Tuesday afternoon, Los Angeles Public Health Director Barbara Ferrer reported the death in Lancaster of a juvenile, calling it “a devastating reminder that COVID-19 infects people of all ages.”

However, by Tuesday evening, officials said the death requires further evaluation by the Centers for Disease Control and Prevention.

“Though early tests indicated a positive result for COVID-19, the case is complex and there may be an alternate explanation for this fatality,” officials said in a press release.

No additional information was available due to patient privacy concerns.

The youth’s death was one of four additional, due to COVID-19 in Los Angeles County, reported by officials Tuesday, bringing the total to 11, including Long Beach and Pasadena, which have their own public health departments.

Two of the four most recent deaths were individuals between 50 and 70 years old, one of which had underlying health conditions and lived in West Adams. The residence of the other was under investigation. One death was reported in Long Beach.

The total number of confirmed cases increased, as well, to 662 county-wide, with 128 new confirmations since Monday’s report.

Tuesday’s figures show Lancaster has eight confirmed cases reported, while Palmdale has two.

Palmdale Regional Medical Center officials confirmed Monday afternoon, that the hospital had two patients who confirmed positive for COVID-19, from among a few individuals who have been tested there, even though the county figures listed only one confirmed case at the time.

Of the total confirmed cases, 119 have been hospitalized at some point, or about 18%, Ferrer said.

The virus’ effect on all ages can be seen through the spread of confirmed cases. Of the total, 42% are in the 18 to 40 age range and 39% are between the ages of 41 and 65, officials reported.

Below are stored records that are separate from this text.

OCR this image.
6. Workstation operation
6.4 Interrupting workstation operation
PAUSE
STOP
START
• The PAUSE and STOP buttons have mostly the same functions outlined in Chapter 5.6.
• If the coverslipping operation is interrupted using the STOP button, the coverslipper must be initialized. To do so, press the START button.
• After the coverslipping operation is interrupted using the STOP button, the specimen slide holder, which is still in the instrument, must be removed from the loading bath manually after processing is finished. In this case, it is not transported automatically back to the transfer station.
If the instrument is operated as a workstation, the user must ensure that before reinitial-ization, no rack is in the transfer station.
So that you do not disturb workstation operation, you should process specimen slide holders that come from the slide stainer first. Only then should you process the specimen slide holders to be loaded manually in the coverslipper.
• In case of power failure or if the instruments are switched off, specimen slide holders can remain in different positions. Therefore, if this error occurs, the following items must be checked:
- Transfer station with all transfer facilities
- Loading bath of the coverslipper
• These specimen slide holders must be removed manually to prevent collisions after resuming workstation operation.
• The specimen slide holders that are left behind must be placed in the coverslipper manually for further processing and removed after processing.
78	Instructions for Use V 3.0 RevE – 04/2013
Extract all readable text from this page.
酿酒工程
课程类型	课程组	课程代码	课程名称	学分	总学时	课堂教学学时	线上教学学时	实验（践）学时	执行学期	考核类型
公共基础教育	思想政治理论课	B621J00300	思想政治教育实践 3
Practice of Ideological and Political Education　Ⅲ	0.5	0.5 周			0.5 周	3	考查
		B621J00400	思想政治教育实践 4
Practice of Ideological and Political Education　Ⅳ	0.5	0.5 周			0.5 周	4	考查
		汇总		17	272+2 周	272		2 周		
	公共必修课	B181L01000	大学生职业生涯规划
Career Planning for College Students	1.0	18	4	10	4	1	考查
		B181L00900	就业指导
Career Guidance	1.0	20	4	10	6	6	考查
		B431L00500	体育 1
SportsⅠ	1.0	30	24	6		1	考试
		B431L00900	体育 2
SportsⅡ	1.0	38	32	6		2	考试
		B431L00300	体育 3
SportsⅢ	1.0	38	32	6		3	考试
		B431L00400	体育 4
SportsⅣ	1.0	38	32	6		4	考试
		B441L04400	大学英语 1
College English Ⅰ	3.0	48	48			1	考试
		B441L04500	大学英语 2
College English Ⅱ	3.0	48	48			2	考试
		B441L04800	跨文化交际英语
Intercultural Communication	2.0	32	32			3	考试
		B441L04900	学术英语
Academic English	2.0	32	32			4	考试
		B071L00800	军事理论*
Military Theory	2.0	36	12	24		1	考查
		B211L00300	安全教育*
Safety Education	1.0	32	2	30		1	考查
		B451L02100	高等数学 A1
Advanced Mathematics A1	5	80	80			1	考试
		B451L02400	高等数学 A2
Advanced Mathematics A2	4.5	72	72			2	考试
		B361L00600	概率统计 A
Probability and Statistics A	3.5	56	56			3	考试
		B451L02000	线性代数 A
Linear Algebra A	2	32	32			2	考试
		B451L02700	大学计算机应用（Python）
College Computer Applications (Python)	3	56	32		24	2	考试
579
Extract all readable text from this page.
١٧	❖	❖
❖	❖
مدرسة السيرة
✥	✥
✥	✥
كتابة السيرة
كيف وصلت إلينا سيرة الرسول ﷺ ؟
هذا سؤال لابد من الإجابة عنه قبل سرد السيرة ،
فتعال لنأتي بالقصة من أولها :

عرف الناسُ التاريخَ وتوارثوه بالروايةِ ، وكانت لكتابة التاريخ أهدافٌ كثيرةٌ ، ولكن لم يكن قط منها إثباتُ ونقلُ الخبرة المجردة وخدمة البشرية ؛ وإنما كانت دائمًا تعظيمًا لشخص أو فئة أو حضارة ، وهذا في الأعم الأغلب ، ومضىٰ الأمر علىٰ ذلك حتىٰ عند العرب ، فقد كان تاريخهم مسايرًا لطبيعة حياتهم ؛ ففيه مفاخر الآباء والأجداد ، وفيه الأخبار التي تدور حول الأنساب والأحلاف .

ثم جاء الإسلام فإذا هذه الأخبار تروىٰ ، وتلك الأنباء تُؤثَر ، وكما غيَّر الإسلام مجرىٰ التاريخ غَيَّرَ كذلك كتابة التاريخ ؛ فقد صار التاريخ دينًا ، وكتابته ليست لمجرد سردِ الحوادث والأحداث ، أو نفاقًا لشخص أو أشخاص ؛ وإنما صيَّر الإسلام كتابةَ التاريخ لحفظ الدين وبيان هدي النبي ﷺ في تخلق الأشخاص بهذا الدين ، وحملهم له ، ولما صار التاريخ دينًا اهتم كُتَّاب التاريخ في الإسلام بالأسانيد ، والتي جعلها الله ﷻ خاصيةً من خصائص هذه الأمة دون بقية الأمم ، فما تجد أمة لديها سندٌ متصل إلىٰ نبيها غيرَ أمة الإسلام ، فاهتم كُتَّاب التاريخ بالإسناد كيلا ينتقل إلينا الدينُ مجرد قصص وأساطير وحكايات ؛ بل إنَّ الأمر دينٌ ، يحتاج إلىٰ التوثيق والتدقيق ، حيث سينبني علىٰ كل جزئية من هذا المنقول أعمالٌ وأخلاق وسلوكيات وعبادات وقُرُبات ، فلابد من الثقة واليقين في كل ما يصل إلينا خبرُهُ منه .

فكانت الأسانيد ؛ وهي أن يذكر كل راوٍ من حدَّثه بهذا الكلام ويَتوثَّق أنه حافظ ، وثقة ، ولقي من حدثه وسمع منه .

“There is a false notion that this virus only affects the elderly. That is untrue. COVID-19 presents a danger to all of us, and that is why it is so important we all stay at home, practice social distancing and follow CDS guidelines,” Congressional candidate Democratic Assemblywoman Christy Smith said in a Twitter post, offering her condolences to the Lancaster youth’s family and loved ones. “We can and will weather this dark time, but we will have to do it together.”

As of Monday, more than 5,700 people county-wide have been tested, with about 10% of the tests returning positive results.

“We’ve been at about 10% since the beginning of us being able to do testing here locally,” Ferrer said.

Thousands more testing kits are expected to be available by the end of this week, she said.

However, capacity is still limited and there are long waits until the results are received. Therefore, testing is being limited to those who are symptomatic and who have had testing ordered by a health care provider.

Those who have been tested and are awaiting results should still isolate themselves, as if they have tested positive and to inform those they have had close contact with recently.

Those symptomatic, but who haven’t been tested, are also asked to isolate themselves from others as if they are positive and notify close contacts so that they can begin to quarantine themselves for the required 14 days.

“Social distancing is one very important tool that we use, but the second tool that we need to continue to ask for your cooperation on is adhering to isolation and quarantine orders,” Ferrer said.

Isolation is required by law for anyone who has tested positive for COVID-19 or whose clinician has told them it is likely they have it. 

“We know that there are some long wait times from some of the commercial labs and I don’t want people to be out and about while you’re waiting for your test results,” Ferrer said. “If you needed to be tested, there is a good chance you could be positive.”